Salgo, vuelvo a hacer la cola y me dirijo al mostrador de Iberia, con mi pasaporte y mis pasajes cubiertos de sangre. Los presento al representante de Iberia. Al ver la sangre se levanta y busca alguna cosa para limpiarme. Habla con una de sus colegas, tal vez su jefa. Sale del local, vuelve y me dice que tome el autobús, el mismo que me había llevado al lugar. Me dirijo a la salida. El autobús espera. A cinco metros de la puerta, un agente del servicio de información del aeropuerto, al que no había visto, me interpela. Quiere ver mi pasaporte y una tarjeta de embarque. Le paso mis documentos remojados en sangre. Se sorprende. Me pregunta qué me sucedió. Se lo cuento. Me sugiere que vaya a los baños a limpiarme la mano. Le doy las gracias y le digo que no quiero otra cosa que «irme de aquí». Al ver que mi mano sangraba más, me dice que no me puedo ir así. Me pide que espere. Se ocupa de algunos pasajeros. Toma su teléfono y llama. Me dice que me siente y me explica que ha llamado al servicio médico del aeropuerto que va a llegar pronto. Está emocionado y horrorizado por lo que le he contado. Es la primera persona que, después de los casi tres cuartos de hora que dura mi calvario, que manifiesta un poco de humanidad. Me emociona su actitud. Espero.
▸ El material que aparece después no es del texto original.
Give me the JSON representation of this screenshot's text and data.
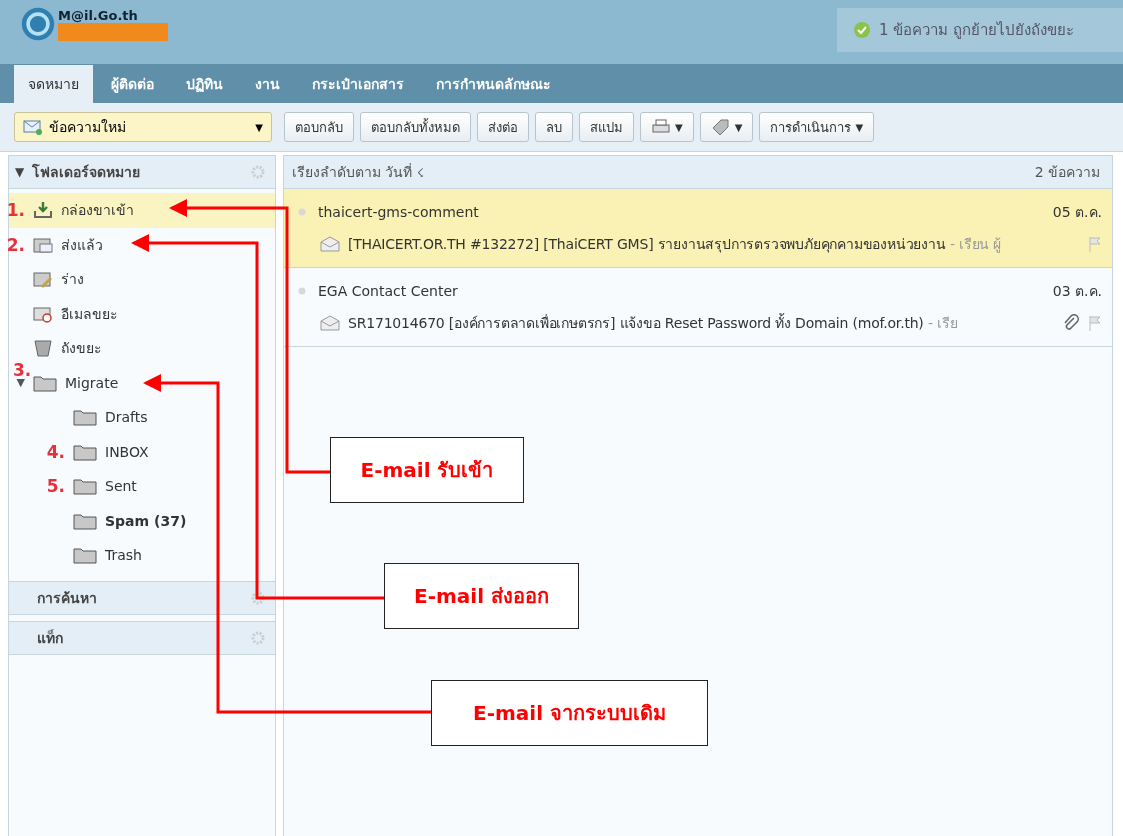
{
  "logo": {
    "text": "M@il.Go.th"
  },
  "notification": {
    "text": "1 ข้อความ ถูกย้ายไปยังถังขยะ"
  },
  "tabs": [
    {
      "label": "จดหมาย",
      "selected": true
    },
    {
      "label": "ผู้ติดต่อ",
      "selected": false
    },
    {
      "label": "ปฏิทิน",
      "selected": false
    },
    {
      "label": "งาน",
      "selected": false
    },
    {
      "label": "กระเป๋าเอกสาร",
      "selected": false
    },
    {
      "label": "การกำหนดลักษณะ",
      "selected": false
    }
  ],
  "new_message": {
    "label": "ข้อความใหม่",
    "caret": "▼"
  },
  "toolbar": [
    {
      "kind": "text",
      "label": "ตอบกลับ"
    },
    {
      "kind": "text",
      "label": "ตอบกลับทั้งหมด"
    },
    {
      "kind": "text",
      "label": "ส่งต่อ"
    },
    {
      "kind": "text",
      "label": "ลบ"
    },
    {
      "kind": "text",
      "label": "สแปม"
    },
    {
      "kind": "print",
      "caret": "▼"
    },
    {
      "kind": "tag",
      "caret": "▼"
    },
    {
      "kind": "text",
      "label": "การดำเนินการ",
      "caret": "▼"
    }
  ],
  "folders_panel": {
    "title": "โฟลเดอร์จดหมาย",
    "toggle": "▼",
    "folders": [
      {
        "name": "กล่องขาเข้า",
        "marker": "1.",
        "selected": true,
        "bold": false
      },
      {
        "name": "ส่งแล้ว",
        "marker": "2.",
        "selected": false,
        "bold": false
      },
      {
        "name": "ร่าง",
        "selected": false,
        "bold": false
      },
      {
        "name": "อีเมลขยะ",
        "selected": false,
        "bold": false
      },
      {
        "name": "ถังขยะ",
        "selected": false,
        "bold": false
      },
      {
        "name": "Migrate",
        "marker": "3.",
        "toggle": "▼",
        "expanded": true,
        "selected": false,
        "bold": false,
        "children": [
          {
            "name": "Drafts",
            "selected": false,
            "bold": false
          },
          {
            "name": "INBOX",
            "marker": "4.",
            "selected": false,
            "bold": false
          },
          {
            "name": "Sent",
            "marker": "5.",
            "selected": false,
            "bold": false
          },
          {
            "name": "Spam (37)",
            "selected": false,
            "bold": true
          },
          {
            "name": "Trash",
            "selected": false,
            "bold": false
          }
        ]
      }
    ]
  },
  "side_sections": [
    {
      "title": "การค้นหา"
    },
    {
      "title": "แท็ก"
    }
  ],
  "message_list": {
    "sort_label": "เรียงลำดับตาม วันที่",
    "sort_icon": "☇",
    "count": "2 ข้อความ",
    "messages": [
      {
        "sender": "thaicert-gms-comment",
        "date": "05 ต.ค.",
        "subject": "[THAICERT.OR.TH #132272] [ThaiCERT GMS] รายงานสรุปการตรวจพบภัยคุกคามของหน่วยงาน",
        "fragment": "- เรียน ผู้",
        "attachment": false,
        "selected": true
      },
      {
        "sender": "EGA Contact Center",
        "date": "03 ต.ค.",
        "subject": "SR171014670 [องค์การตลาดเพื่อเกษตรกร] แจ้งขอ Reset Password ทั้ง Domain (mof.or.th)",
        "fragment": "- เรีย",
        "attachment": true,
        "selected": false
      }
    ]
  },
  "callouts": [
    {
      "text": "E-mail รับเข้า"
    },
    {
      "text": "E-mail ส่งออก"
    },
    {
      "text": "E-mail จากระบบเดิม"
    }
  ]
}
Después de diez minutos, llegan los primeros auxilios. La enfermera mira mi mano, me pregunta con qué compañía viajaba. Le respondo: «Iberia». Me pone una compresa sobre la herida, y me pide que la sujete con fuerza. Llama por teléfono a Iberia, y exige de modo firme y autoritario que le envíen un conductor y un furgón para que nos transporte a la enfermería. Me atienden y me dan un certificado médico. Me aconsejaron que me hiciera una vacuna contra el tétano, en cuanto llegara a París.